Bernard est venu me voir. Je lui ai dit combien les choses avaient avancé : "Mais observa-t-il, tu n'as rien décidé à ce jour." C'est pourtant vrai, je dessine peu au cours d'une étude ; à peine si je fais, sur le coin de ma table, quelques minuscules tracés que j'efface aussitôt. Je préfère que la forme surgisse de moi par visions successives, qui se fixent, s'impressionnent, s'accumulent au fond de mes yeux.

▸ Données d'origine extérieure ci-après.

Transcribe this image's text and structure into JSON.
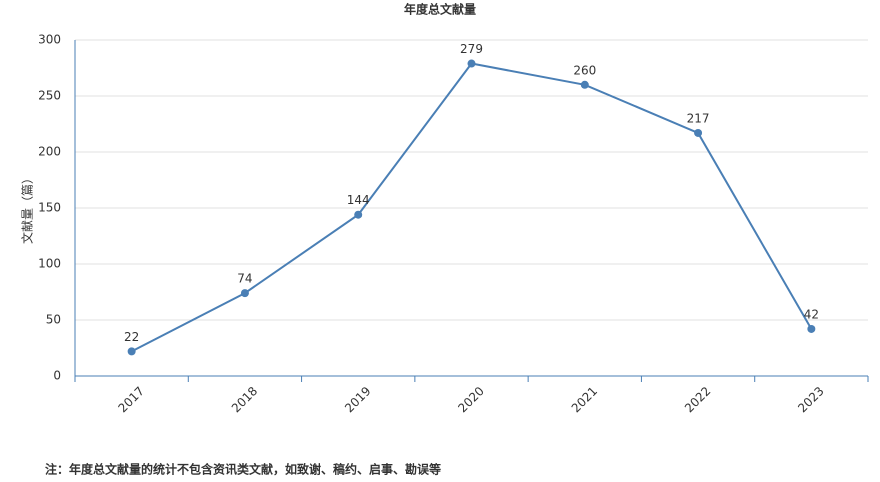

Dans ce travail, lent et difficile, je parle, je marche, je dors, je rêve et je prolonge dans la vie courante l'hypnose provoquée par l'acuité, la dominance, de l'œuvre en cours. Le jour venu, penché sur ma table, je dessine l'essentiel de ce monde imaginaire. Il semble certain que les musiciens agissent ainsi : pour écrire ils doivent attendre sans doute que la composition chante en eux.
L'exposé de ma méthode a inquiété Bernard. "Je ne pensais pas, a-t-il dit, qu'un maître d'œuvre puisse tout garder en lui, puisse se passer des tracés préalables et de la part importante que les problèmes techniques, les calculs statistiques, suscitent sous la forme d'autant de questions." Dans cette observation, Bernard commettait l'erreur de séparer la plastique apparente et le calcul interne .
Fernand Pouillon, Les pierres sauvages, Paris, Seuil, 1964, p. 108.